Movies about disconnection and loneliness in L.A. are almost a cinematic staple at this point. In 1999, auteur Paul Thomas Anderson gave his take on the subgenre with Magnolia, a three-hour-plus epic involving former quiz show stars, an aggressively macho self-help guru, and frogs. Lots and lots of frogs. In 2005, director Paul Haggis gave us Crash, a meditation on race and privilege that somehow won the Oscar for Best Picture.
Mukunda Michael Dewil continues that tradition with 2022’s Collide, which sees multiple narratives crash, er, collide (apologies) with each other over the course of one night at a swanky restaurant. In an interview with Digital Trends, the director talks about how he juggled three different narratives and how the theme of connection ties his sprawling film together.
Note: This interview has been condensed and edited for length and clarity.
Digital Trends: How did Collide come about?
Michael Mukunda Dewil: I always liked Magnolia and Crash and other similar multinarrative movies that connect and interweave with each other. Also, I’m competing with TikTok and short attention spans, so one of the great ways to keep tension going is just to put three movies into one. You just do that and you get to have these organic heightened moments in the film.
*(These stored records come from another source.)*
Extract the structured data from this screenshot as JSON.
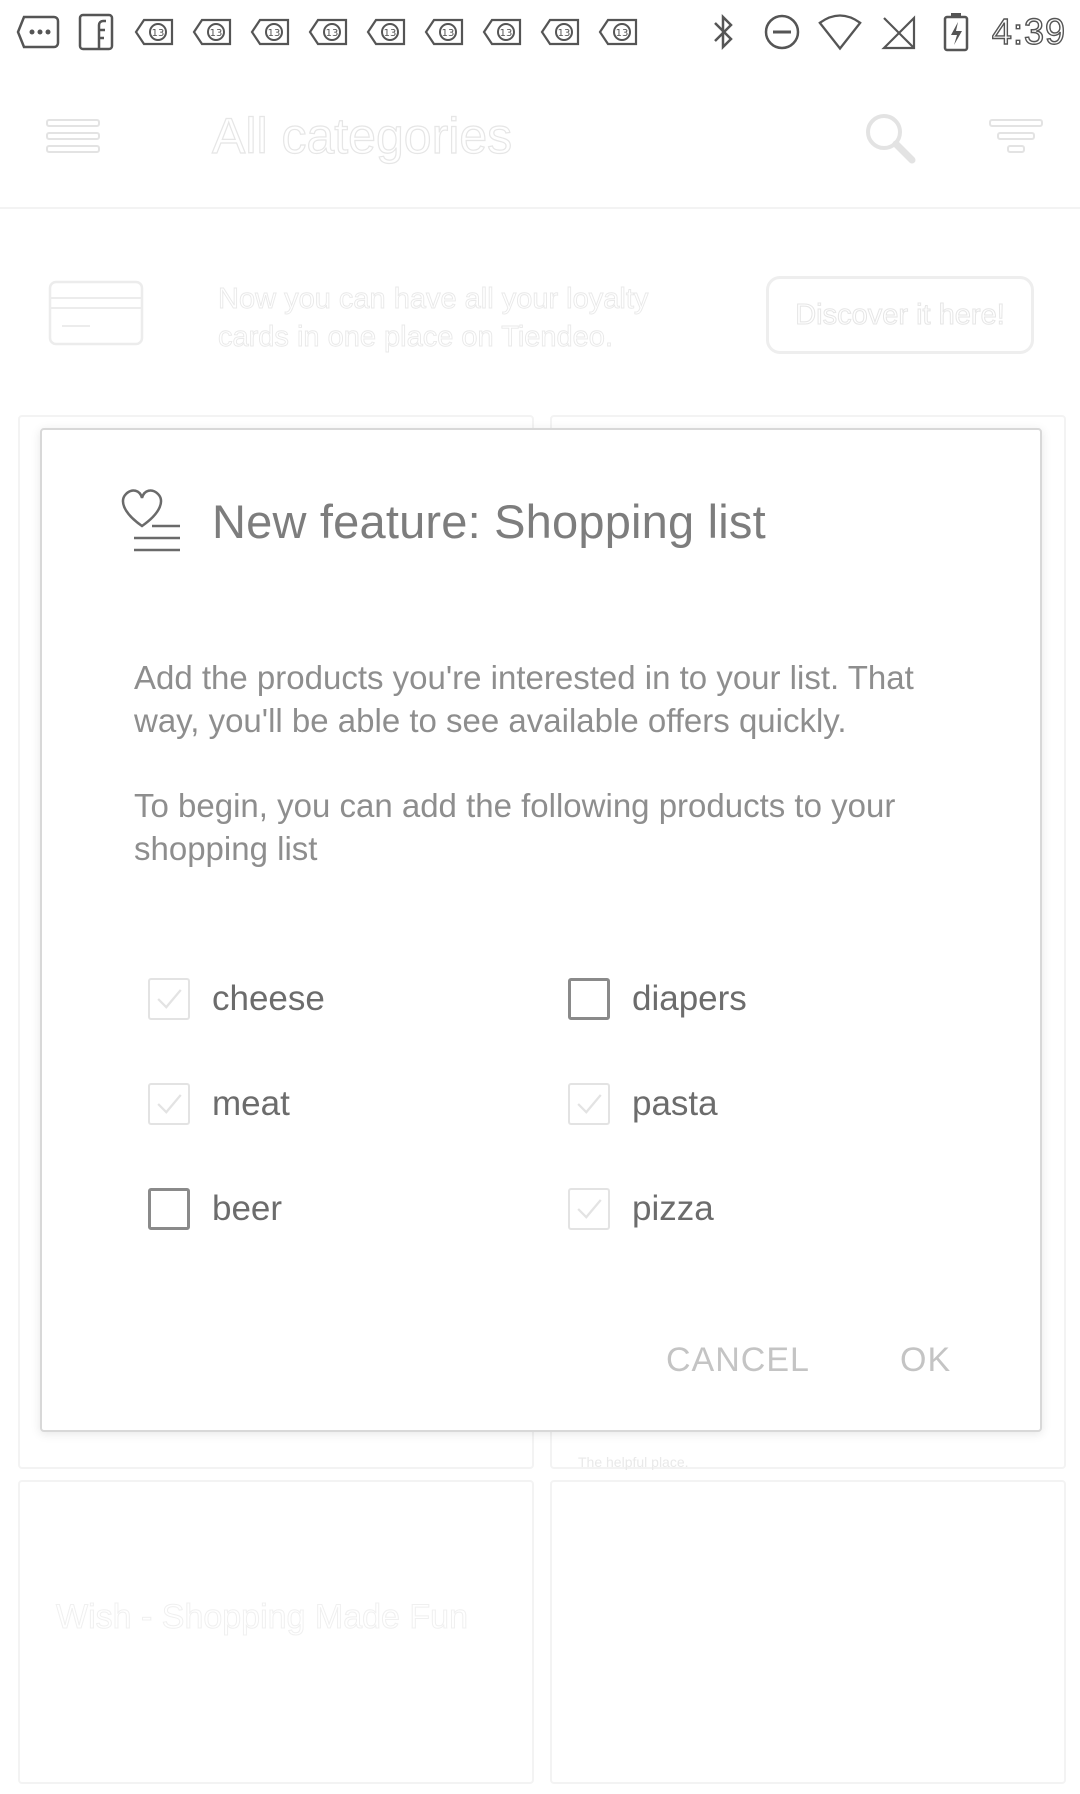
{
  "status_bar": {
    "time": "4:39",
    "left_icons": [
      "more-notifications-icon",
      "facebook-icon",
      "app-13-icon",
      "app-13-icon",
      "app-13-icon",
      "app-13-icon",
      "app-13-icon",
      "app-13-icon",
      "app-13-icon",
      "app-13-icon",
      "app-13-icon"
    ],
    "right_icons": [
      "bluetooth-icon",
      "do-not-disturb-icon",
      "wifi-icon",
      "no-signal-icon",
      "battery-charging-icon"
    ]
  },
  "app_bar": {
    "title": "All categories",
    "icons": [
      "menu-icon",
      "search-icon",
      "filter-icon"
    ]
  },
  "loyalty_banner": {
    "text": "Now you can have all your loyalty cards in one place on Tiendeo.",
    "button_label": "Discover it here!"
  },
  "background": {
    "store_name": "Wish - Shopping Made Fun",
    "tagline": "The helpful place."
  },
  "dialog": {
    "icon": "shopping-list-heart-icon",
    "title": "New feature: Shopping list",
    "body_1": "Add the products you're interested in to your list. That way, you'll be able to see available offers quickly.",
    "body_2": "To begin, you can add the following products to your shopping list",
    "options": [
      {
        "label": "cheese",
        "checked": true
      },
      {
        "label": "diapers",
        "checked": false
      },
      {
        "label": "meat",
        "checked": true
      },
      {
        "label": "pasta",
        "checked": true
      },
      {
        "label": "beer",
        "checked": false
      },
      {
        "label": "pizza",
        "checked": true
      }
    ],
    "cancel_label": "CANCEL",
    "ok_label": "OK"
  },
  "colors": {
    "text_primary": "#6c6c6c",
    "text_secondary": "#8e8e8e",
    "action_text": "#c4c4c4",
    "checkbox_border": "#8a8a8a"
  }
}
I had the idea for the bomb under the chair previously as another feature, which I never finished. Second, I always liked the idea of someone finding a whole lot of cocaine washed up on the beach, thrown out by drug runners who were cops first, and how cocaine can just change someone’s life. So I had those ideas, and I was looking for a third, and then I found one in Jim Gaffigan’s character, whose wife is having an affair with the restaurant manager.
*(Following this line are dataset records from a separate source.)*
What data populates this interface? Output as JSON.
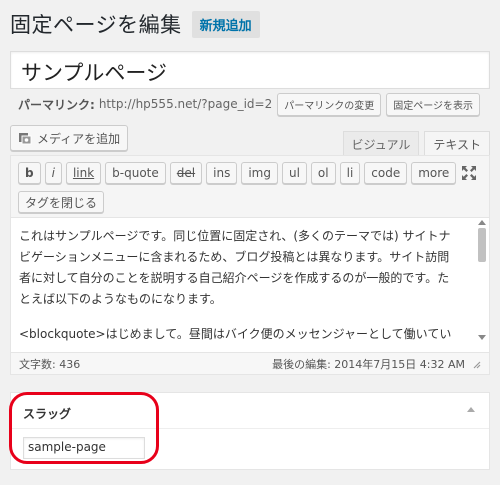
{
  "header": {
    "title": "固定ページを編集",
    "add_new": "新規追加"
  },
  "post": {
    "title_value": "サンプルページ",
    "permalink_label": "パーマリンク:",
    "permalink_url": "http://hp555.net/?page_id=2",
    "change_permalink": "パーマリンクの変更",
    "view_page": "固定ページを表示"
  },
  "media": {
    "add_media": "メディアを追加"
  },
  "tabs": {
    "visual": "ビジュアル",
    "text": "テキスト",
    "active": "text"
  },
  "quicktags": [
    {
      "label": "b",
      "style": "b"
    },
    {
      "label": "i",
      "style": "i"
    },
    {
      "label": "link",
      "style": "u"
    },
    {
      "label": "b-quote",
      "style": ""
    },
    {
      "label": "del",
      "style": "s"
    },
    {
      "label": "ins",
      "style": ""
    },
    {
      "label": "img",
      "style": ""
    },
    {
      "label": "ul",
      "style": ""
    },
    {
      "label": "ol",
      "style": ""
    },
    {
      "label": "li",
      "style": ""
    },
    {
      "label": "code",
      "style": ""
    },
    {
      "label": "more",
      "style": ""
    }
  ],
  "close_tags": "タグを閉じる",
  "content": {
    "paragraph1": "これはサンプルページです。同じ位置に固定され、(多くのテーマでは) サイトナビゲーションメニューに含まれるため、ブログ投稿とは異なります。サイト訪問者に対して自分のことを説明する自己紹介ページを作成するのが一般的です。たとえば以下のようなものになります。",
    "paragraph2": "<blockquote>はじめまして。昼間はバイク便のメッセンジャーとして働いていますが、俳優志望でもあります。これは僕のブログです。ロサンゼルスに住み"
  },
  "status": {
    "word_count": "文字数: 436",
    "last_edited": "最後の編集: 2014年7月15日 4:32 AM"
  },
  "slug_box": {
    "heading": "スラッグ",
    "value": "sample-page"
  },
  "colors": {
    "accent": "#0073aa",
    "highlight": "#e8001a"
  }
}
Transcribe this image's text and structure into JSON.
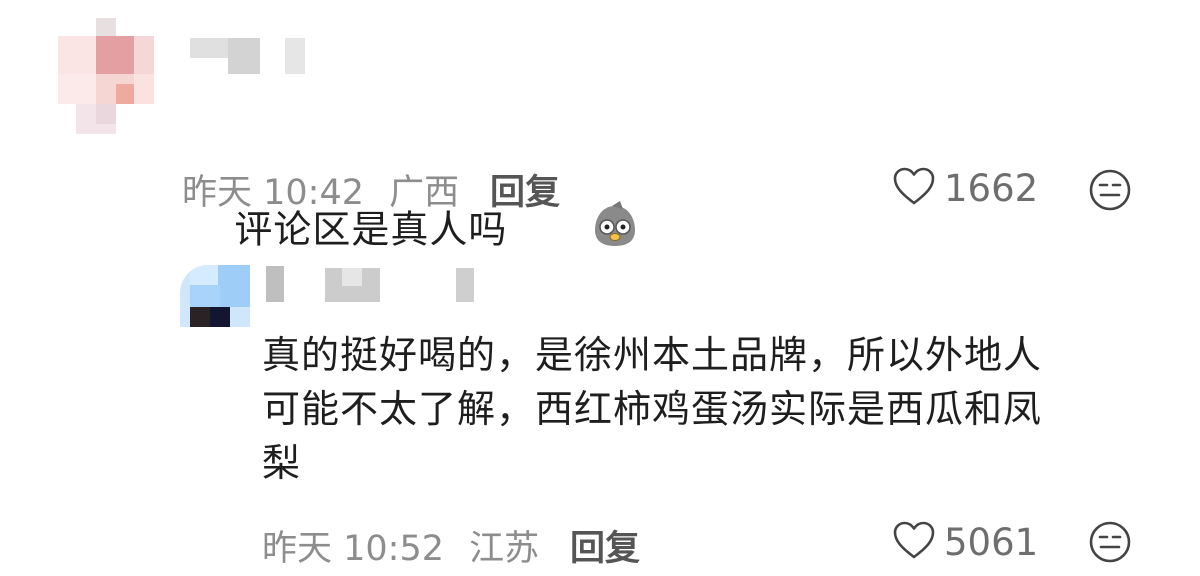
{
  "comments": [
    {
      "text": "评论区是真人吗",
      "emoji": "pigeon-surprised-emoji",
      "time": "昨天 10:42",
      "location": "广西",
      "reply_label": "回复",
      "likes": "1662"
    },
    {
      "text": "真的挺好喝的，是徐州本土品牌，所以外地人\n可能不太了解，西红柿鸡蛋汤实际是西瓜和凤\n梨",
      "time": "昨天 10:52",
      "location": "江苏",
      "reply_label": "回复",
      "likes": "5061"
    }
  ],
  "icons": {
    "like": "heart-outline-icon",
    "dislike": "meh-face-icon"
  },
  "colors": {
    "meta_text": "#8d8d8d",
    "body_text": "#1e1e1e"
  }
}
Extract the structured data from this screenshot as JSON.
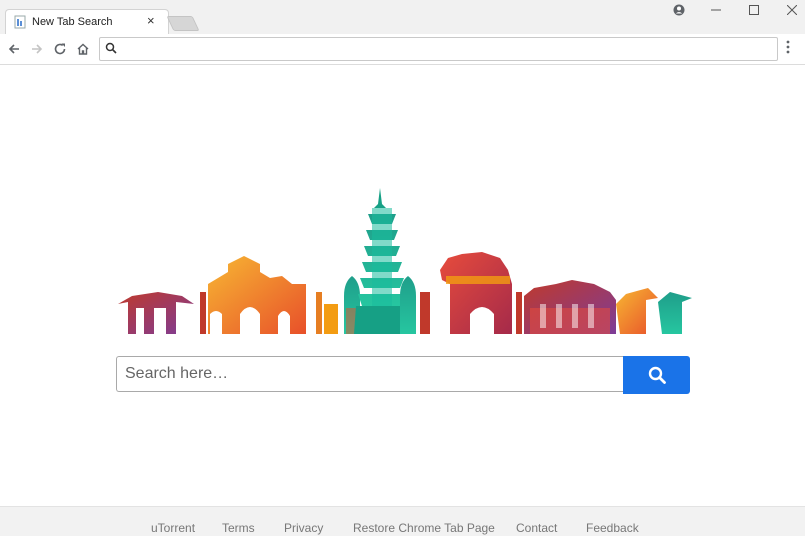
{
  "tab": {
    "title": "New Tab Search",
    "close": "×"
  },
  "omnibox": {
    "value": "",
    "placeholder": ""
  },
  "search": {
    "placeholder": "Search here…",
    "button_color": "#1a73e8"
  },
  "footer": {
    "links": [
      "uTorrent",
      "Terms",
      "Privacy",
      "Restore Chrome Tab Page",
      "Contact",
      "Feedback"
    ]
  },
  "icons": [
    "favicon-icon",
    "close-icon",
    "profile-icon",
    "minimize-icon",
    "maximize-icon",
    "window-close-icon",
    "back-arrow-icon",
    "forward-arrow-icon",
    "reload-icon",
    "home-icon",
    "search-icon",
    "menu-dots-icon"
  ],
  "colors": {
    "accent": "#1a73e8",
    "footer_bg": "#f2f2f2",
    "skyline": [
      "#f39c12",
      "#e74c3c",
      "#c0392b",
      "#16a085",
      "#8e44ad",
      "#f1c40f",
      "#d35400"
    ]
  }
}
My main challenge was putting them together. What environment would work for all three? The restaurant gave me those different options to do it. I really like the way that I was able to seamlessly do it because the restaurant allows you to bring all those different narratives together in a cohesive way.
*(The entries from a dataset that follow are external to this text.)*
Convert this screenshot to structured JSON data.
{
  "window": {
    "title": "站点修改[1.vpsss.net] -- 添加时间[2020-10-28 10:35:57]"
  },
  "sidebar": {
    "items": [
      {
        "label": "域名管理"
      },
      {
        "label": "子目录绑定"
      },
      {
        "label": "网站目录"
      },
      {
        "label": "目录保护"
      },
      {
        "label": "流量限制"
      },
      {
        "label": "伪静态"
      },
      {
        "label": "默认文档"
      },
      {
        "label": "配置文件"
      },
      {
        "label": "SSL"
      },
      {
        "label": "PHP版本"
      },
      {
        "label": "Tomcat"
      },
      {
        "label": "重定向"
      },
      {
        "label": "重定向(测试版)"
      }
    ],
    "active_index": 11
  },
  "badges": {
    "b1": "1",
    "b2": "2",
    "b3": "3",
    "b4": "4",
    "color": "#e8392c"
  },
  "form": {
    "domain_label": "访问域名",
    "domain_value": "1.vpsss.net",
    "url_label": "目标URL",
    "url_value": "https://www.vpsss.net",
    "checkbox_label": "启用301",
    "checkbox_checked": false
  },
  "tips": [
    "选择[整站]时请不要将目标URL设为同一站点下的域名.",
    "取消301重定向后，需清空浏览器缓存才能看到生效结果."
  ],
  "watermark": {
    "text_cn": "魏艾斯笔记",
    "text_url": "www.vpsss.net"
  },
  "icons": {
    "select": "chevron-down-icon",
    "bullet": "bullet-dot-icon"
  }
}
Like you mentioned, Magnolia and Crash have sprawling narratives but are set in different places. Your film is largely confined to a restaurant, yet still has to juggle multiple storylines. What were some of the challenges in pulling that off?
My chief concern was to engage the audience but have them be unaware of what’s coming next. I wanted to give them enough information so that they’re actually comprehending the story.
From a cinematography point of view, we used a technique seen in Succession, which uses very messy, out-of-focus camerawork with lots of foreground blurs, to link all three stories. They are separate narratives, but the cinematography was consistent throughout.
How did you keep track of all the narratives and how they would intersect? Was it just purely in the script? Did you storyboard it?
I would say 80% of what’s in the script was preplanned. And then in the edit, we just rearranged scenes so they would occur later in the narrative. You have to pay attention to the rhythm of the edit. You can’t have too much sugar. You’ve got to have a palate cleanser every now and again. So you can’t have too much tension. You have to drop it back to normal again.
With a narrative that has three stories, there’s a luxury of options that you don’t have with one story. I can choose heightened moments. I’ve got a lot of fat that I can get rid of if I chose to do so. The three stories give you a lot of room in an edit to maintain a cohesive narrative.
Collide sports an impressive cast of veteran and new actors such as Ryan Philippe, The Sopranos‘ Drea De Matteo, and comedian Jim Gaffigan. Was that intentional on your part to showcase the wide array of characters in your movie?
Yeah, I wanted to have a nice mix of people. And I think we’ve got young, bright-faced actors and established people like Drea and Ryan. I think that that combination worked together pretty well.
The film touches on a lot of things: race, economic disparity, and drugs. Is there a central message behind the movie? Is there a commentary that you wanted to make about these issues that the movie raises? Or is it just organic from the characters and what they must deal with on this one night in their lives?
Everyone is searching for meaningful relationships. There was a study done that the happiest people are those who have a large community of friends. It doesn’t have to be close friends. It can be uncles and aunts or whatever. But the more meaningful relationships are, the more satisfied and happy they are.
The characters in this movie are looking externally for things like revenge, but really they are looking to connect. Everyone in this movie is suffering equally. If one can show a little compassion and kindness, you can actually go a long way to actually doing all of this external healing that these characters are trying to with the racism, sexism, greed, and violence they’ve experienced. All of that is coming from a lack of connection and dissatisfied people acting against this suffering.
That’s a very powerful answer. That might be the same answer to my final question: What do you want viewers to take away from this movie after they’ve watched it?
Everyone’s reaching and often reaching in the wrong direction. What we have is enough. We can just give a little bit of what we have. I mean they say that one of the greatest ways to help depression is to give out. That selfless act gets rid of some of the absorption in our suffering. If every little person gives out a little bit, you can actually do some good.
Sometimes, we can actually take a little time to try and become strong ourselves and then we can actually go out and help people see that we’re looking for love in the wrong places. I think that’s what the movie is [about]. And if we try and connect a little bit more on a human level, we can get that satisfaction that we’re looking for.
Collide is currently in theaters and is available on demand Aug. 12.